AVRO schema wrangling

The Lasair project is starting to be serious about AVRO and its schema.

  • Where can I find the latest schema (.avsc) for the alert packets?
  • How does the schema registry work?
  • How can the community brokers find out that a new schema version is coming?
  • Will the production schema have the “doc” attribute that describes each attribute in human language, so we can pass it on to our users?

Hi, Roy! I am the forum watcher this week, but I admit I have no background on this particular topic. I see that @ebellm answered you when you asked similar AVRO-based questions back in January; so I’ve tagged him. I will also check around and get back to you a bit later today. Thanks!
Best regards,
Douglas

Roy, I asked on the #desc-alerts-topical-team Slack channel, and @kessler pointed to this link: link . (Many thanks, Rick!). It looks like this may answer your first two questions, which is a good start. I will see if anyone can answer your other two questions.
Thanks!
Best regards,
Douglas

Additional: It looks like @ebellm 's message from January may answer your 3rd question:

Also, @rknop notes in the #desc-alerts-topical-team Slack channel:
Note that those [schemas in link] are the schema for ELAsTiCC, which are not the same as the schema for LSST itself. ELAsTiCC is not using a schema registry.

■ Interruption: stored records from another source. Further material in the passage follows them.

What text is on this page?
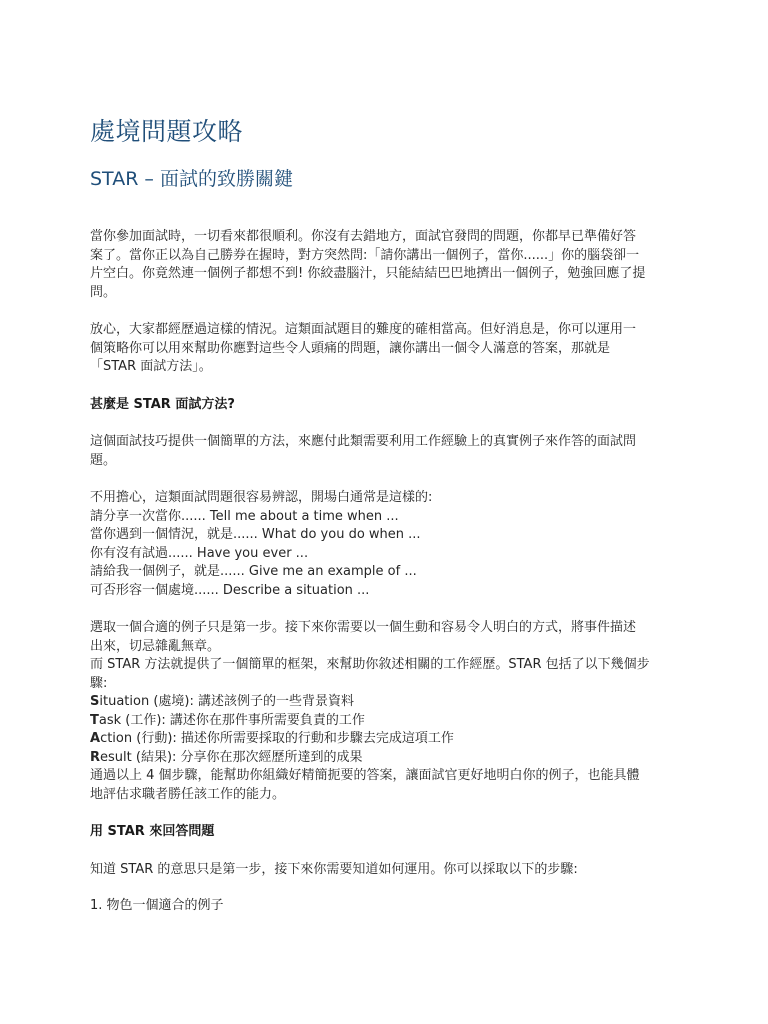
處境問題攻略
STAR – 面試的致勝關鍵

當你參加面試時，一切看來都很順利。你沒有去錯地方，面試官發問的問題，你都早已準備好答
案了。當你正以為自己勝券在握時，對方突然問:「請你講出一個例子，當你......」你的腦袋卻一
片空白。你竟然連一個例子都想不到! 你絞盡腦汁，只能結結巴巴地擠出一個例子，勉強回應了提
問。

放心，大家都經歷過這樣的情況。這類面試題目的難度的確相當高。但好消息是，你可以運用一
個策略你可以用來幫助你應對這些令人頭痛的問題，讓你講出一個令人滿意的答案，那就是
「STAR 面試方法」。

甚麼是 STAR 面試方法?

這個面試技巧提供一個簡單的方法，來應付此類需要利用工作經驗上的真實例子來作答的面試問
題。

不用擔心，這類面試問題很容易辨認，開場白通常是這樣的:
請分享一次當你...... Tell me about a time when ...
當你遇到一個情況，就是...... What do you do when ...
你有沒有試過...... Have you ever ...
請給我一個例子，就是...... Give me an example of ...
可否形容一個處境...... Describe a situation ...

選取一個合適的例子只是第一步。接下來你需要以一個生動和容易令人明白的方式，將事件描述
出來，切忌雜亂無章。
而 STAR 方法就提供了一個簡單的框架，來幫助你敘述相關的工作經歷。STAR 包括了以下幾個步
驟:
Situation (處境): 講述該例子的一些背景資料
Task (工作): 講述你在那件事所需要負責的工作
Action (行動): 描述你所需要採取的行動和步驟去完成這項工作
Result (結果): 分享你在那次經歷所達到的成果
通過以上 4 個步驟，能幫助你組織好精簡扼要的答案，讓面試官更好地明白你的例子，也能具體
地評估求職者勝任該工作的能力。

用 STAR 來回答問題

知道 STAR 的意思只是第一步，接下來你需要知道如何運用。你可以採取以下的步驟:

1. 物色一個適合的例子
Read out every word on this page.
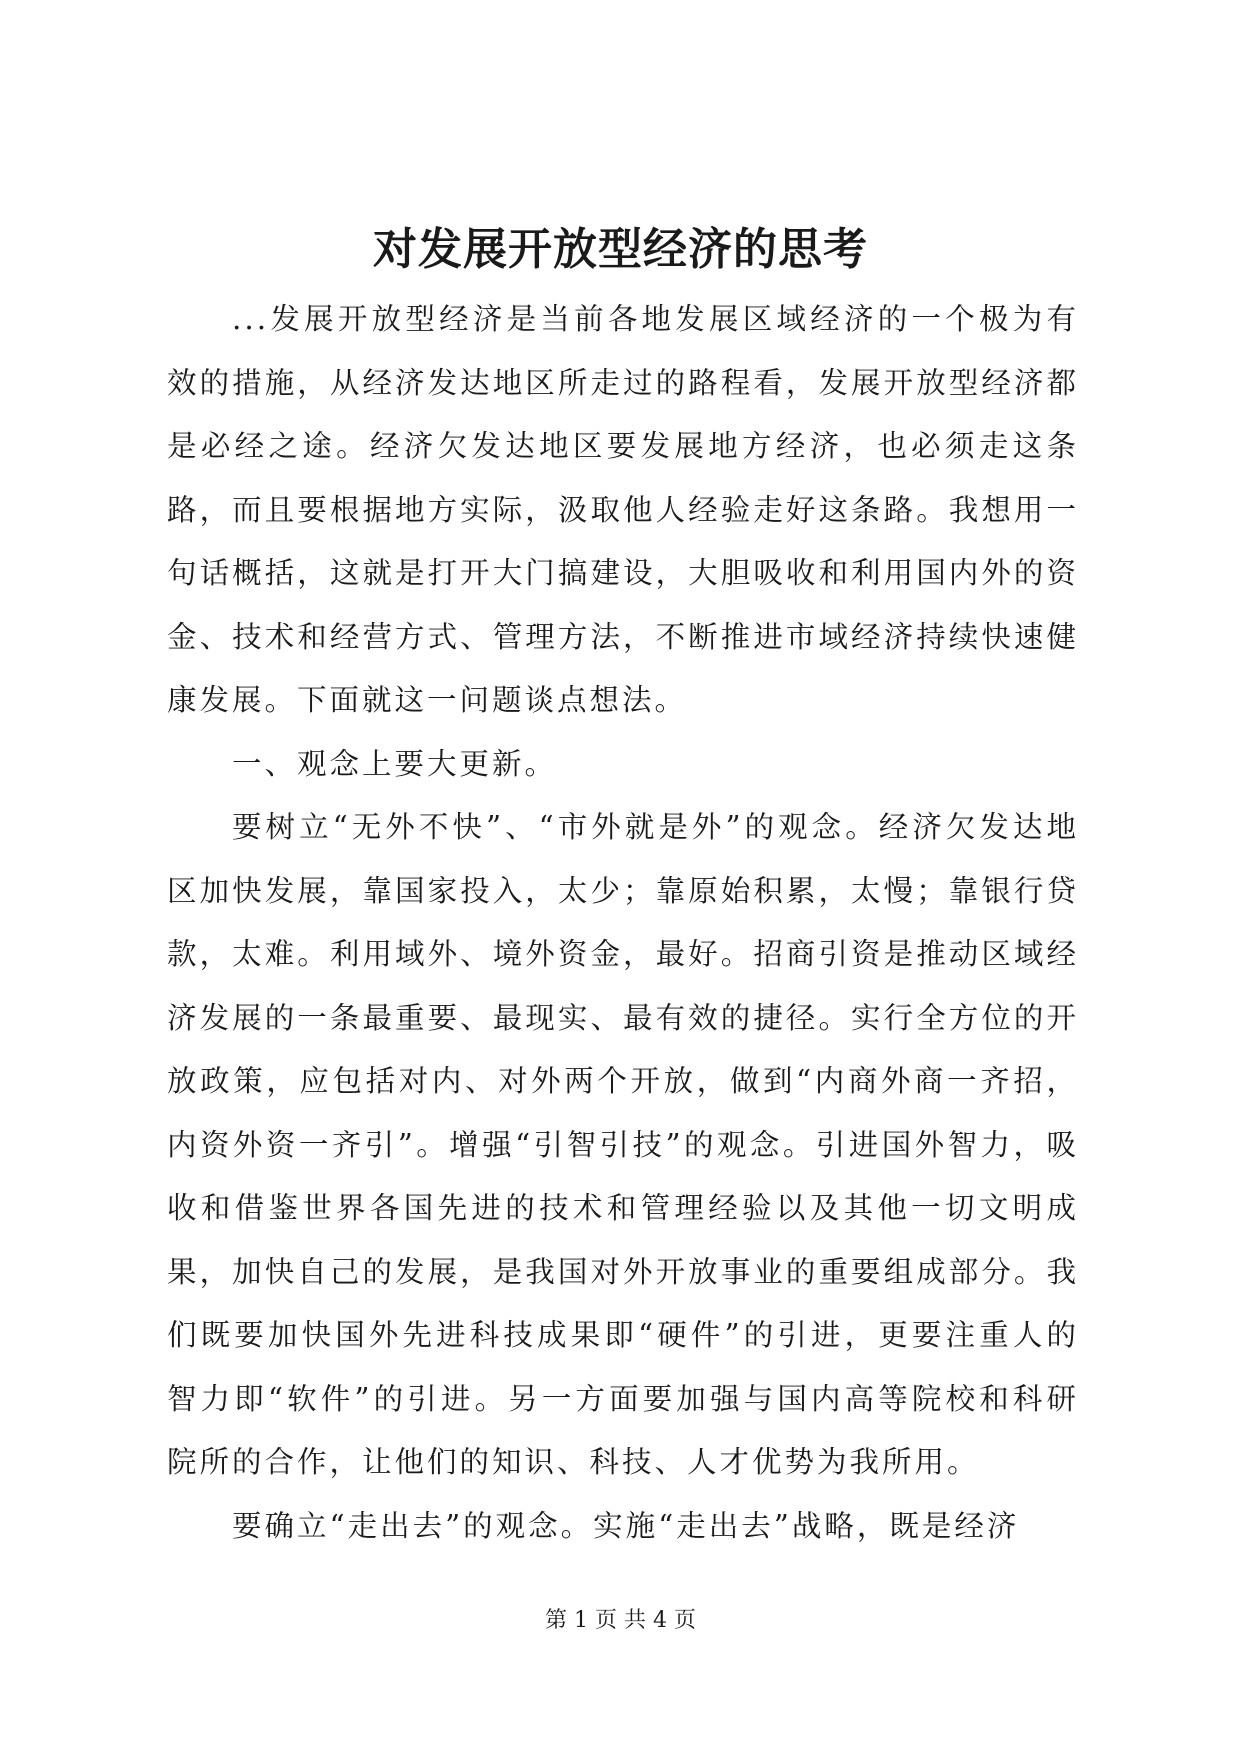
对发展开放型经济的思考

...发展开放型经济是当前各地发展区域经济的一个极为有效的措施，从经济发达地区所走过的路程看，发展开放型经济都是必经之途。经济欠发达地区要发展地方经济，也必须走这条路，而且要根据地方实际，汲取他人经验走好这条路。我想用一句话概括，这就是打开大门搞建设，大胆吸收和利用国内外的资金、技术和经营方式、管理方法，不断推进市域经济持续快速健康发展。下面就这一问题谈点想法。

一、观念上要大更新。

要树立“无外不快”、“市外就是外”的观念。经济欠发达地区加快发展，靠国家投入，太少；靠原始积累，太慢；靠银行贷款，太难。利用域外、境外资金，最好。招商引资是推动区域经济发展的一条最重要、最现实、最有效的捷径。实行全方位的开放政策，应包括对内、对外两个开放，做到“内商外商一齐招，内资外资一齐引”。增强“引智引技”的观念。引进国外智力，吸收和借鉴世界各国先进的技术和管理经验以及其他一切文明成果，加快自己的发展，是我国对外开放事业的重要组成部分。我们既要加快国外先进科技成果即“硬件”的引进，更要注重人的智力即“软件”的引进。另一方面要加强与国内高等院校和科研院所的合作，让他们的知识、科技、人才优势为我所用。

要确立“走出去”的观念。实施“走出去”战略，既是经济

第 1 页 共 4 页
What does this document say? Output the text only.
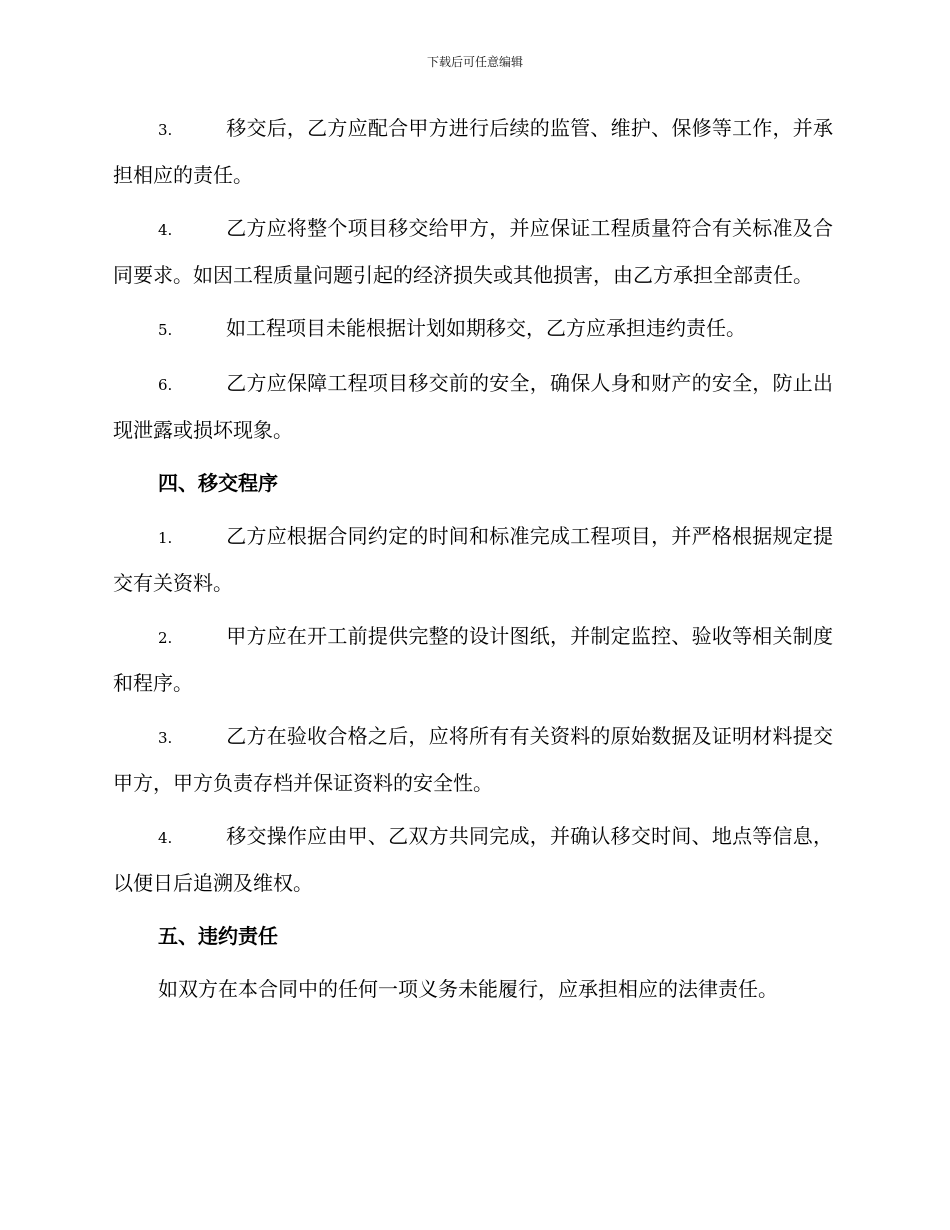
下载后可任意编辑

3.	移交后，乙方应配合甲方进行后续的监管、维护、保修等工作，并承担相应的责任。

4.	乙方应将整个项目移交给甲方，并应保证工程质量符合有关标准及合同要求。如因工程质量问题引起的经济损失或其他损害，由乙方承担全部责任。

5.	如工程项目未能根据计划如期移交，乙方应承担违约责任。

6.	乙方应保障工程项目移交前的安全，确保人身和财产的安全，防止出现泄露或损坏现象。

四、移交程序

1.	乙方应根据合同约定的时间和标准完成工程项目，并严格根据规定提交有关资料。

2.	甲方应在开工前提供完整的设计图纸，并制定监控、验收等相关制度和程序。

3.	乙方在验收合格之后，应将所有有关资料的原始数据及证明材料提交甲方，甲方负责存档并保证资料的安全性。

4.	移交操作应由甲、乙双方共同完成，并确认移交时间、地点等信息，以便日后追溯及维权。

五、违约责任

如双方在本合同中的任何一项义务未能履行，应承担相应的法律责任。
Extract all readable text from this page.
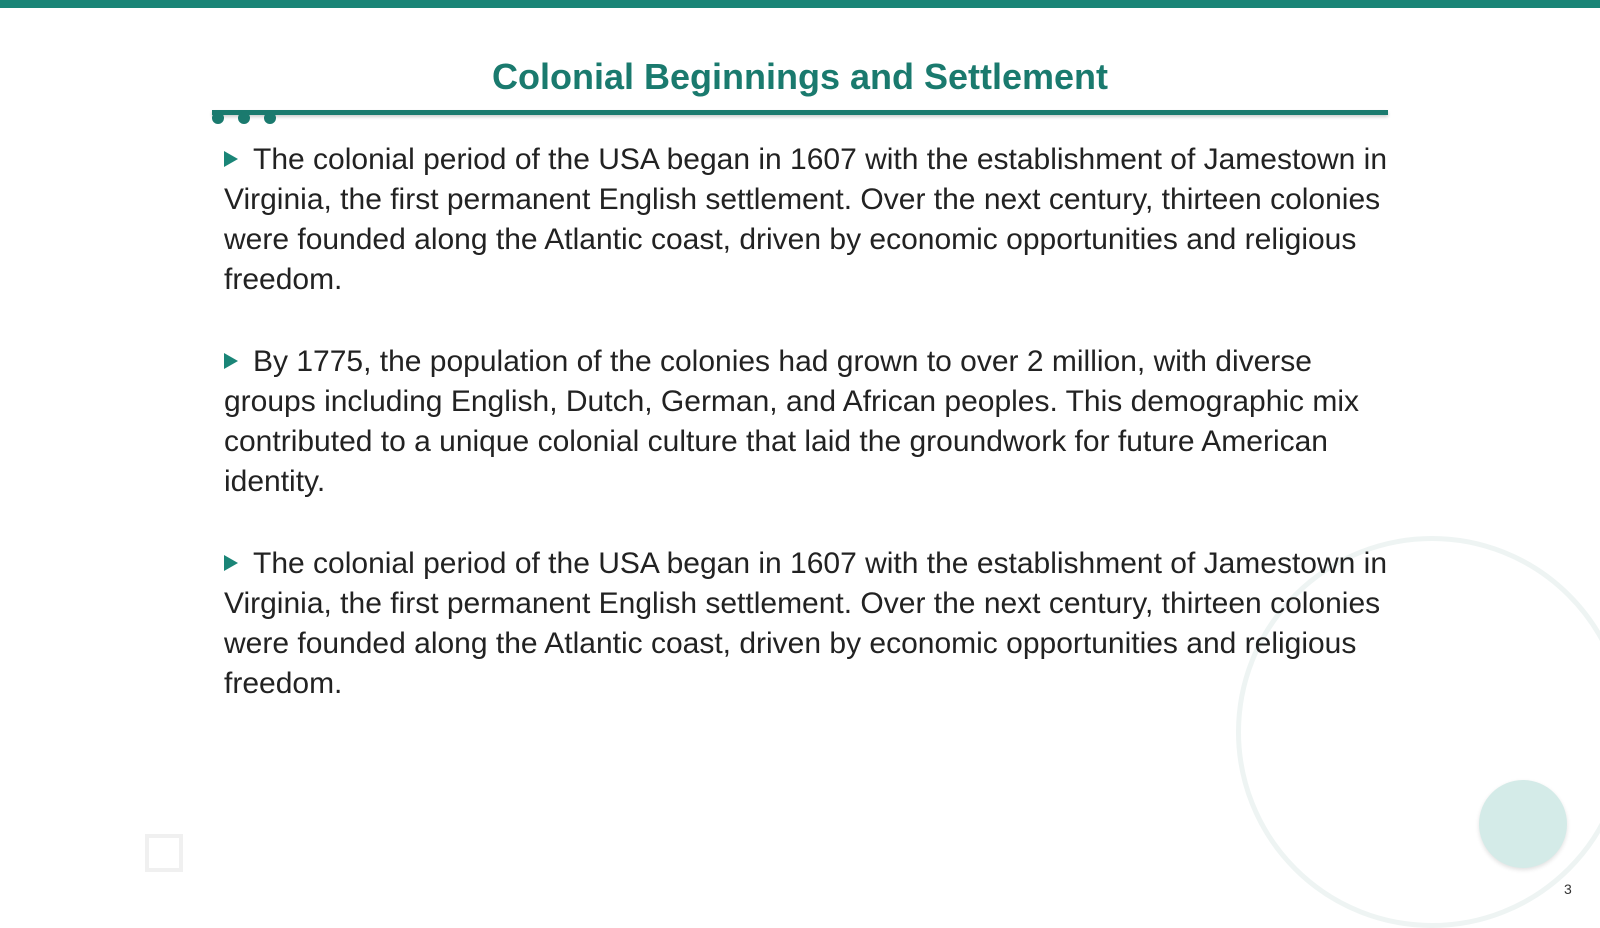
Colonial Beginnings and Settlement

The colonial period of the USA began in 1607 with the establishment of Jamestown in Virginia, the first permanent English settlement. Over the next century, thirteen colonies were founded along the Atlantic coast, driven by economic opportunities and religious freedom.

By 1775, the population of the colonies had grown to over 2 million, with diverse groups including English, Dutch, German, and African peoples. This demographic mix contributed to a unique colonial culture that laid the groundwork for future American identity.

The colonial period of the USA began in 1607 with the establishment of Jamestown in Virginia, the first permanent English settlement. Over the next century, thirteen colonies were founded along the Atlantic coast, driven by economic opportunities and religious freedom.

3
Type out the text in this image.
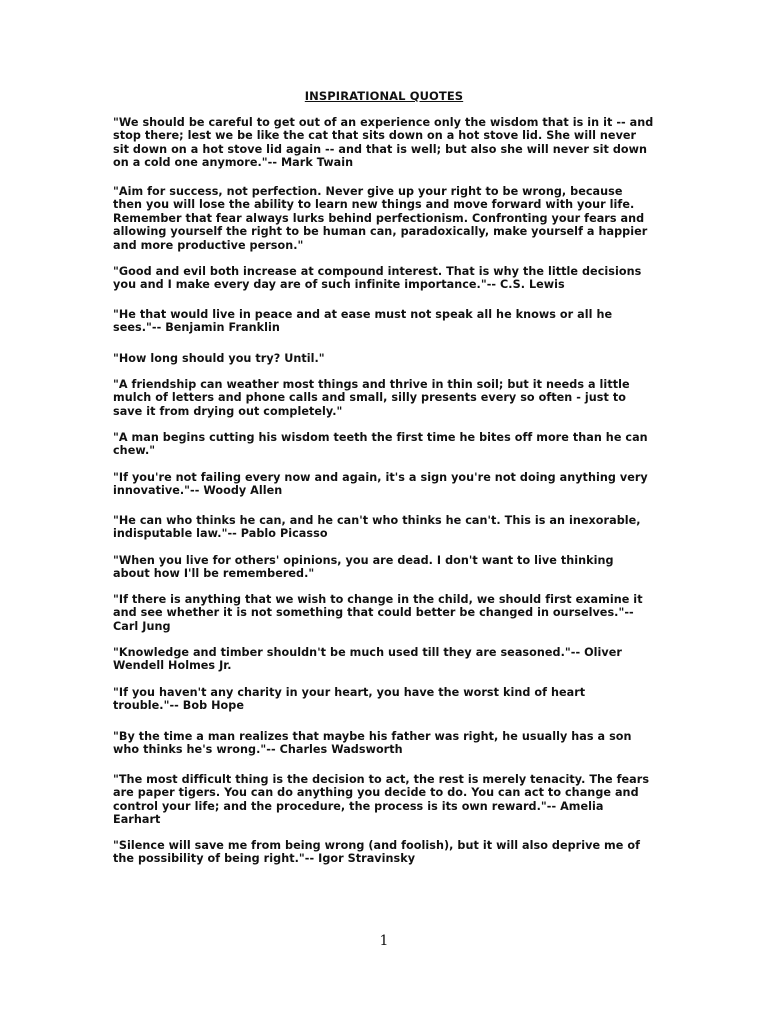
INSPIRATIONAL QUOTES

"We should be careful to get out of an experience only the wisdom that is in it -- and
stop there; lest we be like the cat that sits down on a hot stove lid. She will never
sit down on a hot stove lid again -- and that is well; but also she will never sit down
on a cold one anymore."-- Mark Twain

"Aim for success, not perfection. Never give up your right to be wrong, because
then you will lose the ability to learn new things and move forward with your life.
Remember that fear always lurks behind perfectionism. Confronting your fears and
allowing yourself the right to be human can, paradoxically, make yourself a happier
and more productive person."

"Good and evil both increase at compound interest. That is why the little decisions
you and I make every day are of such infinite importance."-- C.S. Lewis

"He that would live in peace and at ease must not speak all he knows or all he
sees."-- Benjamin Franklin

"How long should you try? Until."

"A friendship can weather most things and thrive in thin soil; but it needs a little
mulch of letters and phone calls and small, silly presents every so often - just to
save it from drying out completely."

"A man begins cutting his wisdom teeth the first time he bites off more than he can
chew."

"If you're not failing every now and again, it's a sign you're not doing anything very
innovative."-- Woody Allen

"He can who thinks he can, and he can't who thinks he can't. This is an inexorable,
indisputable law."-- Pablo Picasso

"When you live for others' opinions, you are dead. I don't want to live thinking
about how I'll be remembered."

"If there is anything that we wish to change in the child, we should first examine it
and see whether it is not something that could better be changed in ourselves."--
Carl Jung

"Knowledge and timber shouldn't be much used till they are seasoned."-- Oliver
Wendell Holmes Jr.

"If you haven't any charity in your heart, you have the worst kind of heart
trouble."-- Bob Hope

"By the time a man realizes that maybe his father was right, he usually has a son
who thinks he's wrong."-- Charles Wadsworth

"The most difficult thing is the decision to act, the rest is merely tenacity. The fears
are paper tigers. You can do anything you decide to do. You can act to change and
control your life; and the procedure, the process is its own reward."-- Amelia
Earhart

"Silence will save me from being wrong (and foolish), but it will also deprive me of
the possibility of being right."-- Igor Stravinsky

1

Re: knowing when there are new versions, specifically with regard to ELAsTiCC, the best thing to do is to be in the #elasticc-comms channel. We will also keep the latest schema in that github archive Rick linked, which is also linked from here: The DESC ELAsTiCC Challenge"

Again, all of that is ELAsTiCC specific. I’m not sure if Roy was asking about alerts for ELAsTiCC, or for LSST in general.

Hi @roy:

1 Like

Thank you Douglas and Eric!

Re. a schema registry, I’d suggest it’d be useful for the project to coordinate with the scimma.org team and GCN/TACH so there is one solution with community buy-in, in the same way AVRO itself was adopted. Particularly for projects where the schema itself is unlikely to evolve rapidly, a solution like Confluent seems overly complicated and potentially expensive for smaller projects.

Hi @gnarayan Always happy to talk. Those projects don’t have the bandwidth constraints that Rubin does and have more heterogeneous messages: they almost certainly should just embed their schemas in their messages. I agree that the schema registry adds complexity, maybe unnecessarily, but it doesn’t preclude other means of disseminating schemas. The schema registry is part of the open-source portion of the Confluent platform, though, and in any case it’s just a REST API–there’s no cost for clients.